Biden ile arasındaki farkın daralmakta olması, Trump ve Cumhuriyetçi Parti aygıtına seçimlerde türlü manevralarla, hukuki oyunlarla sonuçları belirleme şansı yaratıyor.

Bu doğru ama, aradaki farkın azalmakta olmasının arkasında gerçek nedenler de var.

Örneğin iki kurultayı karşılaştırınca önemli farklar dikkat çekiyor. Demokratlar, demokrasinin tehlikede olduğunu iddia ediyor, ırkçılığa karşı çıkıyor, Biden'in çok müşvik ve ahlaklı adam olduğunu, Trump'ın zaaflarını anımsatıyor.

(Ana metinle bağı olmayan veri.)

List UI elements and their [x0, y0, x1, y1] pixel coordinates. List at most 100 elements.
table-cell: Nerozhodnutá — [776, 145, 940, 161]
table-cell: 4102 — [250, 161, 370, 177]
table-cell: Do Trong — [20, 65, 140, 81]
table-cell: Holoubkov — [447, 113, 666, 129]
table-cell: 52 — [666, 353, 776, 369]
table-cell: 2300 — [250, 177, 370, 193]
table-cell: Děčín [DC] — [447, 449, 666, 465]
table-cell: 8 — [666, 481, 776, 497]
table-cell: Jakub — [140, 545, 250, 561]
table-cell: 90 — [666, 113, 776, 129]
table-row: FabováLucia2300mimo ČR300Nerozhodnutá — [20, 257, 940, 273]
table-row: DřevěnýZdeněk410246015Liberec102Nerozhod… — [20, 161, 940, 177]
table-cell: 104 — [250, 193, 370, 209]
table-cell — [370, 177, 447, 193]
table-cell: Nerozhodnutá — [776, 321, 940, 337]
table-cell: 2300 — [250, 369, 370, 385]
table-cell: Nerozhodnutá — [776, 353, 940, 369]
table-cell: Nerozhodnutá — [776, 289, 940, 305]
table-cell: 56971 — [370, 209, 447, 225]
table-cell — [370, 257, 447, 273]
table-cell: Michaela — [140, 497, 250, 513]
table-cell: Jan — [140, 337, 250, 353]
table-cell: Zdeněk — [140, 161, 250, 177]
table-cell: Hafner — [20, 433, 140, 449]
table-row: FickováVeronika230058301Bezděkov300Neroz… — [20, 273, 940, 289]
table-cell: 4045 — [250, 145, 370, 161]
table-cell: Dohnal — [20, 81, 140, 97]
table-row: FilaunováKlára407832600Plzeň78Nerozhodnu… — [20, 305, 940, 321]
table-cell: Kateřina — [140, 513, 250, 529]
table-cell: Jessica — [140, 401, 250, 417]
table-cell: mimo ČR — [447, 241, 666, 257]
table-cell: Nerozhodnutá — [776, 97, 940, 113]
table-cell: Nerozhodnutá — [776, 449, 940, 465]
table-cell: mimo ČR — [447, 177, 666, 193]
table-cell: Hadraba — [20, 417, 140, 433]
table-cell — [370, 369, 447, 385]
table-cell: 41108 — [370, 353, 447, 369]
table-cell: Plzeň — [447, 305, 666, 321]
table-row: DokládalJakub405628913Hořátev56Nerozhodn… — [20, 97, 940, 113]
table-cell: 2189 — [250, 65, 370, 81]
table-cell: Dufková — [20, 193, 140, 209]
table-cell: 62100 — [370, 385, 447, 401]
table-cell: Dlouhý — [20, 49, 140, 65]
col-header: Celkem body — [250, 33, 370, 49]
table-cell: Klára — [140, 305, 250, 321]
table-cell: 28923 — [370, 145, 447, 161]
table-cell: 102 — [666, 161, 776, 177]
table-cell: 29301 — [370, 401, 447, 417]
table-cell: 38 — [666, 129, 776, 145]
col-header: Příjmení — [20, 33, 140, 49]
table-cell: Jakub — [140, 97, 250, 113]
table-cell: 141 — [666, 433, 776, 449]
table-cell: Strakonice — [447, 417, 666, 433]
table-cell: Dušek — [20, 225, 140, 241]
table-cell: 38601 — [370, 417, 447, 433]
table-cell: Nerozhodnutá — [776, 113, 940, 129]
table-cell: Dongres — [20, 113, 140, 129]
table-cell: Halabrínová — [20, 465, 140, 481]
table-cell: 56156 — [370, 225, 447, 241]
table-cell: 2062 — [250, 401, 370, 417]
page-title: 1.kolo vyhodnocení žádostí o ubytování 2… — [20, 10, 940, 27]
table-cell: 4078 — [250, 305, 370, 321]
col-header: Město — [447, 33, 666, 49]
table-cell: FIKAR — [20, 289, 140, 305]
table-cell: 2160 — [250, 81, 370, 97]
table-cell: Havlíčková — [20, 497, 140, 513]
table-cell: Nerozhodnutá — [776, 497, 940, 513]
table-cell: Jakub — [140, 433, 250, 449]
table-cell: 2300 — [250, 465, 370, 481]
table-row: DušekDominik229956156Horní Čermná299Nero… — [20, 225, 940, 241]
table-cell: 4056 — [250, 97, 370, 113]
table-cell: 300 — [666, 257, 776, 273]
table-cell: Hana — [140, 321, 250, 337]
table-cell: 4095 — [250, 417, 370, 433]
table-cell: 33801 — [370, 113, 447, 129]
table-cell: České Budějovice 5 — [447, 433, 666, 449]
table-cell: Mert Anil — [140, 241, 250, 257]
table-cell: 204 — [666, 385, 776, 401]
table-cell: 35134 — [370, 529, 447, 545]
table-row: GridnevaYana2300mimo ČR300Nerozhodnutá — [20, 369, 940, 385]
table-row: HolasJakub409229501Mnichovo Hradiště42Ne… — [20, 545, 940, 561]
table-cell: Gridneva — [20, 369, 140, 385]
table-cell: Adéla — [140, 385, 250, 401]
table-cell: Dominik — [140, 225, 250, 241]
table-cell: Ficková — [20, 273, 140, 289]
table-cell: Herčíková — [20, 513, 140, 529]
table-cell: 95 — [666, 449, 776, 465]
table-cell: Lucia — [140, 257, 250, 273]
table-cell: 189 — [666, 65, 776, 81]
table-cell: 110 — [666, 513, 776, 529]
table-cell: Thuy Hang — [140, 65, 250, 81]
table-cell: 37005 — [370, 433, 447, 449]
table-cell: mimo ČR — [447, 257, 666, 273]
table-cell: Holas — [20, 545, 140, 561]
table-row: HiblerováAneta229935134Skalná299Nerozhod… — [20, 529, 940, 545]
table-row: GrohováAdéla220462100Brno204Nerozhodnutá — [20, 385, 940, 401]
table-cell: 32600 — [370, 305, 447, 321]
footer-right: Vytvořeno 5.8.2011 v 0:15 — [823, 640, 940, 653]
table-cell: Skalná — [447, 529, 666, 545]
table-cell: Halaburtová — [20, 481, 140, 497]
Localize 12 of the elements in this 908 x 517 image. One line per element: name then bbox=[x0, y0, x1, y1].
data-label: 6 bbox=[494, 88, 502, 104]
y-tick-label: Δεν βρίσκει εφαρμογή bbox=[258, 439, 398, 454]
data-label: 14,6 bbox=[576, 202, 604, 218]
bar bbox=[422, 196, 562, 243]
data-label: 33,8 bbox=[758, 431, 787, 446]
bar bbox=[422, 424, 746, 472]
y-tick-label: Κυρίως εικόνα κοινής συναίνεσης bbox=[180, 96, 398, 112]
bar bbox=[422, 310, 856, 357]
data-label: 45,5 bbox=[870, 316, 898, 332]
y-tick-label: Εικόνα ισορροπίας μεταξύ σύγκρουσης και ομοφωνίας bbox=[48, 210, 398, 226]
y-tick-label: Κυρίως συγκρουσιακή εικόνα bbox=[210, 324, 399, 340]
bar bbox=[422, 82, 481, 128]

Bu yaklaşım hem genelde eğitimli kesimlere hitap ediyor, hem de, "yasa ve düzen" konularında, merkeze oturmaya çalışırken partinin sol kanadının beklentilerine cevap veremediği için parti birliğini tehlikeye atıyor.

Aslında Joe Biden ve Başkan Yardımcısı adayı Kamala Harris'in, Demokratların bu çıkmazını aşması da kolay değil. Çünkü tarihin dalgası hemen her yerde siyasi merkezi yıkıyor, neoliberal merkez partilerine pek fazla bir manevra alanı bırakmıyor.

Buna karşılık, Trump tarihin bu dalgasının bir ürünü olarak, kültür savaşlarını daha da sertleştiriyor, halkın dikkatini Covid-19, ekonomik kriz, gibi sorunlardan uzaklaştırarak, onlarla, din, ırkçılık, milliyetçilik gibi alanlarda doğrudan kurduğu diyaloğu güçlendirmeye, korkularını, güvensizlik duygularını körükleyerek devam ediyor.

Bu yaklaşım Latin Amerika kökenli kesimler hatta kimi zaman siyahlar arasında da bir etki yapabiliyor.

Diğer taraftan Trump ve Cumhuriyetçilerin hem iktidarda kalma arzusu, hem de seçim kampanyası ve kaynak yaratma makinesinin çok güçlü.

Washington Post'un aktardığına göre Trump kampanyasına destek veren kurum ve yapıların harcamaları daha şimdiden 1 milyar doları geçmiş.

AFP

Trump kampanya örgütünün kasasında halen 120 milyon dolarlık bir fon birikmiş.

Diğer taraftan, yorumculara göre, Trump'ın bu seçimleri belirgin bir farkla kaybetmesi için üç grubun, gençlerin, azınlıkların ve kentlerin çevresinde orta halli banliyölerde oturan beyaz orta sınıfların ev kadınlarının (futbol annelerinin) güçlü biçimde Demokratlara oy vermesi gerekiyor.

Ancak Joe Biden ve Kamala Harris gençler için cazip adaylar değil. Trump ırkçılığı kültür savaşlarını körükledikçe, beyaz ev kadınları açıkça söylemeseler bile genellikle Trump'a oy veriyorlar.

Azınlıklar arasında güçlü dindar eğilimler, Cumhuriyetçi Partiye doğru bir miktar oy kayması yaratıyor.

Kısacası bu kesimlerin Demokrat Partiye adeta "blok" oy verme olasılığı çok zayıf.

Sonuç olarak denebilir ki, 3 Kasım'da yapılacak başkanlık seçimlerinde Biden'in açık farkla kazanarak bir siyasi kriz çıkmasını önleme olasılığı artık yok denecek kadar az.

Biden az farkla kazanırsa Trump sonuca itiraz edecek. Trump ulusal alanda çoğunluğun oyunu alamaz ama, yine delege oyuyla kazanırsa, bu kez bugün sokaklarda protesto eden muhalefetin tepki gösterme olasılığı çok yüksek.

Hangi açıdan bakılırsa bakılsın, ABD'yi türlü tehlikeli olasılıklara açık bir seçim ve seçim sonrası çok zor dönem bekliyor.